Our first testimony to the Jewish settlement in Tluste dates back to the second half of the 17th century. 

In the nineteenth century, the Jews of Tluste traded in agricultural produce, timber, cloth, and alcoholic beverages. Hasidism was preponderant in the town. The wealthy members of the community were followers of the zaddik of Czortkow (a town 20 km to the north of Tluste), whereas shopkeepers, grain merchants, brokers and scholars adhered to Viznitsa Hasidism, and the artisans were followers of the zaddik of Kopychintsy.

Tluste was predominantly a Jewish town. Jews consistently made up approximately two-thirds of the population, while Ukrainians constituted about 20-30% and Poles only 11-12%. The central market area of town – surrounding the Catholic church – was comprised mainly of Jewish-owned shops and businesses, selling food, fabric and other household goods.

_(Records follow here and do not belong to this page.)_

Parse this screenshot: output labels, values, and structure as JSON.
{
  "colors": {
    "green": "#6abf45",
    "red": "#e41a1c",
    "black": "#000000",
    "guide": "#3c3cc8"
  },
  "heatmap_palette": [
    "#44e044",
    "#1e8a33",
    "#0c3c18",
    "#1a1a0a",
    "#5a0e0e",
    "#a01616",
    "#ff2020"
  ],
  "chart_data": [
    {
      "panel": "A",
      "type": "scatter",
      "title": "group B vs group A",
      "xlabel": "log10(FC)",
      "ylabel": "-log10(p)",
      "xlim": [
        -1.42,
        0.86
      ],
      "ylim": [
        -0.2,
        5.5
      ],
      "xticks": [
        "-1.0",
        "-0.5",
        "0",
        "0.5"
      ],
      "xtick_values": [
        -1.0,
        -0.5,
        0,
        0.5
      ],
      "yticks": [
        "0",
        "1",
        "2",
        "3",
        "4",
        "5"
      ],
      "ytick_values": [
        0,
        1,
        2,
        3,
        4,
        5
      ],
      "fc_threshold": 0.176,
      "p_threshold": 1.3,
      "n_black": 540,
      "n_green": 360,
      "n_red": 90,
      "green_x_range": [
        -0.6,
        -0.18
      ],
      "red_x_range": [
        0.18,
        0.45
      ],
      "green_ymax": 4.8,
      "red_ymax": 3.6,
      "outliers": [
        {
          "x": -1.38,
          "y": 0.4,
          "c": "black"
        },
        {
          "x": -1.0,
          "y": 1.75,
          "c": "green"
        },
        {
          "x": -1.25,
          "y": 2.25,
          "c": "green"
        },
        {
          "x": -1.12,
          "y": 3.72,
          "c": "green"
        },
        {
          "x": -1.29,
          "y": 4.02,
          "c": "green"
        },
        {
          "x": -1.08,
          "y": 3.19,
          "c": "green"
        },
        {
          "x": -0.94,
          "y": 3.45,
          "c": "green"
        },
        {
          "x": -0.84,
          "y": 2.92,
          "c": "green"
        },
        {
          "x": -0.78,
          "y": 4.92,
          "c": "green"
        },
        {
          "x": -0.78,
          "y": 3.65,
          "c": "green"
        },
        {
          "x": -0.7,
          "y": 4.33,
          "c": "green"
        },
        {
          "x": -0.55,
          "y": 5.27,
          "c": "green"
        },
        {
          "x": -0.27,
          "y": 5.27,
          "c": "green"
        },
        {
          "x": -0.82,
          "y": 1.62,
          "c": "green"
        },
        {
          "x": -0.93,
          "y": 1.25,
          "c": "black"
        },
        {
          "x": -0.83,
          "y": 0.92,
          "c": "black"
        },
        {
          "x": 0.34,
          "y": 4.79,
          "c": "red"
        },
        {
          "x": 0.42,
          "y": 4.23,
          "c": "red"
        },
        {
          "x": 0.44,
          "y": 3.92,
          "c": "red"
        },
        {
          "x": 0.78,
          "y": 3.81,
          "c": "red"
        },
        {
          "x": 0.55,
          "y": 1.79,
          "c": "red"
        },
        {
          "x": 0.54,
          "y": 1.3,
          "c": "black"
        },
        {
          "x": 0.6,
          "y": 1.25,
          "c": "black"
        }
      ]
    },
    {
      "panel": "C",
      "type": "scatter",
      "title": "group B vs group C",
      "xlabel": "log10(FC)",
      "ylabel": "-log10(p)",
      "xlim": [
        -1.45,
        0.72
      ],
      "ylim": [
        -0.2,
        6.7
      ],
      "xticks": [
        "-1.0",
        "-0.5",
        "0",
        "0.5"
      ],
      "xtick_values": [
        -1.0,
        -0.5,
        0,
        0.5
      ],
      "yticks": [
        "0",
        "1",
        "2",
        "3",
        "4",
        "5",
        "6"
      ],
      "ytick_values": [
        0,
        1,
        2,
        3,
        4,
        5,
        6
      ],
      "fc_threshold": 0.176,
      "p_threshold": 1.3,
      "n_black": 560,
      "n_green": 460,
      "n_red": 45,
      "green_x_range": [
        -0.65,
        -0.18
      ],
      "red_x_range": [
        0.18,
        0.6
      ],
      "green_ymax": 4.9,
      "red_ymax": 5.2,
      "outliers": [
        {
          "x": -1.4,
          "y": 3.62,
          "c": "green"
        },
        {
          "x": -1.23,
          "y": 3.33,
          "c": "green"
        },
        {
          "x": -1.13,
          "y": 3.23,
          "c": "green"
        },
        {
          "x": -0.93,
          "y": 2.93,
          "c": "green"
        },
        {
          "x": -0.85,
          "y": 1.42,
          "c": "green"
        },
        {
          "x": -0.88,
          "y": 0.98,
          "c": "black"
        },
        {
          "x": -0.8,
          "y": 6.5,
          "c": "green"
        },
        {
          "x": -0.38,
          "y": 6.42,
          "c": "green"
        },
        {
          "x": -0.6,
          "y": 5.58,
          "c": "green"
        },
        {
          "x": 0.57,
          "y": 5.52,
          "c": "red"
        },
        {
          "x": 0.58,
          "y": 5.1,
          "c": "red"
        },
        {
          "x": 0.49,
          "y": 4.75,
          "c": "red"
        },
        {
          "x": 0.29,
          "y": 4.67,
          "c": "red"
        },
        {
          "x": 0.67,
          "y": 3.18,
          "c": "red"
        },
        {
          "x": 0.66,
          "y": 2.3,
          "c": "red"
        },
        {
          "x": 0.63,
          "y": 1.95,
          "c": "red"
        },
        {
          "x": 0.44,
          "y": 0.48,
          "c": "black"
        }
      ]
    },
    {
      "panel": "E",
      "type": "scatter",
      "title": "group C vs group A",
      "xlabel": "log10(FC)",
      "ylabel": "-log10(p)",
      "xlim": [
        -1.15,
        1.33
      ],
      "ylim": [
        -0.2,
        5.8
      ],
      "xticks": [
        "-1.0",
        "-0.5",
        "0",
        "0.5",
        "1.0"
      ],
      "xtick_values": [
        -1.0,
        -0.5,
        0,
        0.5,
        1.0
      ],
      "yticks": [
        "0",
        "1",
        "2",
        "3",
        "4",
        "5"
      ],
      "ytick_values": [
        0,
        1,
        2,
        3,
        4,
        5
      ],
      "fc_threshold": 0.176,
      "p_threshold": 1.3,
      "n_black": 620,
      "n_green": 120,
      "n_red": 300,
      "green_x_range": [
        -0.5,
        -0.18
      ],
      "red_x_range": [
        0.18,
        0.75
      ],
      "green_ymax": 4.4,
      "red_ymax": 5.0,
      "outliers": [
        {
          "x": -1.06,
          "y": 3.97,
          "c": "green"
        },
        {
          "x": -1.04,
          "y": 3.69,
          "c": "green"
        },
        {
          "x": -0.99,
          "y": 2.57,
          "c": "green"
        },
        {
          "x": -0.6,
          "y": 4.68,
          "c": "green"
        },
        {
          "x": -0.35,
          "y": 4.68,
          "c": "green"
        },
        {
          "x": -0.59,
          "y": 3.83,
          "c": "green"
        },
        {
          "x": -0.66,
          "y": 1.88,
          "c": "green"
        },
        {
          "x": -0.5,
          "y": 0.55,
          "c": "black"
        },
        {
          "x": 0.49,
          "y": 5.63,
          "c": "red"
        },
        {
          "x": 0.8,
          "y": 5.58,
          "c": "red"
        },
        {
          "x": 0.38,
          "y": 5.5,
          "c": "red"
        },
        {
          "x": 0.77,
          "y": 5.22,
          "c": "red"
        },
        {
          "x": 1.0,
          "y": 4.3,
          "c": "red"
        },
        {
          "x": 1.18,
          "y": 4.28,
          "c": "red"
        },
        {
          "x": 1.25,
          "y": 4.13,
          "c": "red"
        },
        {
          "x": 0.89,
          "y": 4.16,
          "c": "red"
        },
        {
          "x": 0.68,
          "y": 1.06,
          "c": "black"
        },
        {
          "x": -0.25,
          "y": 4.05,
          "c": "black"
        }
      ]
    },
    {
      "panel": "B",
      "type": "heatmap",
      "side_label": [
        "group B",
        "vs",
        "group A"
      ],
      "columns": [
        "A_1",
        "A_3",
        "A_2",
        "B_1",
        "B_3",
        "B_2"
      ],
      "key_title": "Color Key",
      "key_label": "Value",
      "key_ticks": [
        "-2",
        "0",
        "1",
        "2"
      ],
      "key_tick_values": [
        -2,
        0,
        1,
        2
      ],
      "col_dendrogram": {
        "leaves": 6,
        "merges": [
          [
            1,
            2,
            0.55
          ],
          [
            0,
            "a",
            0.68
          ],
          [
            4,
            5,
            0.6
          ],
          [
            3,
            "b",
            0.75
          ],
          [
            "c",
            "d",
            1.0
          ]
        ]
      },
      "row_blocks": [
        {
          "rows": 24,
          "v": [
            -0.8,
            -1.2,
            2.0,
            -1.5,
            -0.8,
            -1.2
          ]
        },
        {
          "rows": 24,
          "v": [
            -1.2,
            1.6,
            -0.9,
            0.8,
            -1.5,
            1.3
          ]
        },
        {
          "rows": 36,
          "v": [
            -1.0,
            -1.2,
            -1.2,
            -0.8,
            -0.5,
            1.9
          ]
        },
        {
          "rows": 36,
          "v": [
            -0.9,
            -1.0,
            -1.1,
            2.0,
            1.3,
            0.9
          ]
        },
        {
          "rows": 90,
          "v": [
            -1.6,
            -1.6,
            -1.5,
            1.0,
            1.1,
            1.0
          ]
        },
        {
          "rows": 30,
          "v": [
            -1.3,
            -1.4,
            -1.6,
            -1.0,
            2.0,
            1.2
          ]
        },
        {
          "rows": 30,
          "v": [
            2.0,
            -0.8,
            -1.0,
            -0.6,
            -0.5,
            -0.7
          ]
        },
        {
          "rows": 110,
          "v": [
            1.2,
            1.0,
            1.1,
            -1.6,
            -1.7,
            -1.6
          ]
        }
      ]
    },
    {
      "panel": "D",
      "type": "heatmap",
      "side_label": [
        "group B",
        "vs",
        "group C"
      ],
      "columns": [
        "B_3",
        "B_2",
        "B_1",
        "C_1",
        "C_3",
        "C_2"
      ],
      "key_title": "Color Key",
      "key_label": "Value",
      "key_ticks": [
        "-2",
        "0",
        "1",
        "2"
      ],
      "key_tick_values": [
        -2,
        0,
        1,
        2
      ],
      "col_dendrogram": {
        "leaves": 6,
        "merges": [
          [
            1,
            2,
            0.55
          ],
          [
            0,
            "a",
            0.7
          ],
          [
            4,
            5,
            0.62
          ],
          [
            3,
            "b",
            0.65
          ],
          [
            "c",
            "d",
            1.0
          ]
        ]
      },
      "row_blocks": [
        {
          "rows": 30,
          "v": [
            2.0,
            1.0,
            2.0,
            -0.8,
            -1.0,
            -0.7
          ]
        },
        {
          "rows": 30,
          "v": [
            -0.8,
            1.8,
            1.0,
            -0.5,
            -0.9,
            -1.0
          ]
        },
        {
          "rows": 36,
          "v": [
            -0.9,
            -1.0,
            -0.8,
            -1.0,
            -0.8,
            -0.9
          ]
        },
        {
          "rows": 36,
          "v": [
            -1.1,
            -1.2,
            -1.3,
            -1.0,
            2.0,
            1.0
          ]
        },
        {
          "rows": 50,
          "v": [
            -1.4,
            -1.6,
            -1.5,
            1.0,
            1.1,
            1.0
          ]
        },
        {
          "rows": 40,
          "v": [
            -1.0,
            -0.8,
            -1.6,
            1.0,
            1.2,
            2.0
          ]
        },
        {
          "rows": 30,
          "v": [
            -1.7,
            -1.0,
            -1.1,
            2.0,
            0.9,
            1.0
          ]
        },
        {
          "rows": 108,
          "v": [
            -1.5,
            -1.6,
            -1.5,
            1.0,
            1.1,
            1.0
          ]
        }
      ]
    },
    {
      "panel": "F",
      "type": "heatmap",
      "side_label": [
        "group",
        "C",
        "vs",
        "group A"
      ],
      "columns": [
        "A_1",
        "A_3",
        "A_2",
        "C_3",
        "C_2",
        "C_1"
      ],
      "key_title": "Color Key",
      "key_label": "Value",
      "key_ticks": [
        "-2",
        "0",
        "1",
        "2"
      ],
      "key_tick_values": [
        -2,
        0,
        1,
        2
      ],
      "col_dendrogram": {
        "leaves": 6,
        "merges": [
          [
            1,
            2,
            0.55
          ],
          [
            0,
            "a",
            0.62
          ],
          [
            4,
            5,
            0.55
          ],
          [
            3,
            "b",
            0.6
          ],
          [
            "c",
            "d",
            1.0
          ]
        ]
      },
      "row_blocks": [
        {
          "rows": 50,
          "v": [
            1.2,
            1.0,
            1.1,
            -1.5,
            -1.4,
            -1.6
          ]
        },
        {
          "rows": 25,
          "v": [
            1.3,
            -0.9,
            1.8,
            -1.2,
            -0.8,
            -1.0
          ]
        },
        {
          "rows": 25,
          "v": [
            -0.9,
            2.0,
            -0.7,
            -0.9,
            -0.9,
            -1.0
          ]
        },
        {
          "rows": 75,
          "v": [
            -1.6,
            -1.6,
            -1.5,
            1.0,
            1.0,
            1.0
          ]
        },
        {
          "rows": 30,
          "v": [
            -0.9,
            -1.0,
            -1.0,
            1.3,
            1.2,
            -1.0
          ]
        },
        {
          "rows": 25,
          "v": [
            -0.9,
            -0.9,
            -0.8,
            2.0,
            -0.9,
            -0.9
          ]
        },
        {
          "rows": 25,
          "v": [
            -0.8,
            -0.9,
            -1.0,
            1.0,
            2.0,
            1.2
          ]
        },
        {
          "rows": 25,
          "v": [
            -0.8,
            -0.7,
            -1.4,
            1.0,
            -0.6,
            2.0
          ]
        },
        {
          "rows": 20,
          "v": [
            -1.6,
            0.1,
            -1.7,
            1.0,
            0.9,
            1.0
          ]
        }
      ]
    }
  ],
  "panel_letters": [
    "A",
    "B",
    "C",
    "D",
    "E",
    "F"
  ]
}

A synagogue and Hasidic batei midrash stood on the opposite side of the main road through town, close to the northern end of the reservoir.

With the establishment of the Polish rule, the economic situation of the Jews deteriorated and more and more Jews migrated from the town. Despite this, the town continued to boast a lively social and political life, which included the operation of religious and Zionist parties, schools and many cultural and charitable Jewish organizations.

 

 

With the fall of Poland in September 1939, Soviet forces occupied Tluste and neighboring towns. They remained there until June 1941.

Tluste was captured by the Germans on July 8, 1941, and the persecution and murder of local Jews began immediately. In March 1942 a ghetto was constructed in the Jewish quarter, which lay between the municipal square and the Great Synagogue of the town. The remaining Jews of the Tluste community were placed in the ghetto, along with many Jews from surrounding towns. Later on, the Jews who were banished from Hungary were moved to Tluste as well.

All of the ghetto’s residents were murdered in the Jewish cemetery and in the city street during two roundup operations, on May 27th and on June 6th, 1943. A monument has recently been erected on the site of their killing and burial. The synagogue and the batei midrash were destroyed, along with the majority of the homes in the ghetto and more than half of the tombstones in the Jewish cemetery, including that of Sarah, the Ba’al Shem Tov’s mother.

During the delegation’s work in the town about 500 tombstones from the Jewish cemetery – all that survived to this day – were photographed and documented. The majority of these date to the 18th and 19th centuries and the period before the Holocaust, but a few rare tombstones from the 17th century were also discovered. These constitute an important testimony to the antiquity and importance of the Jewish community of Tluste.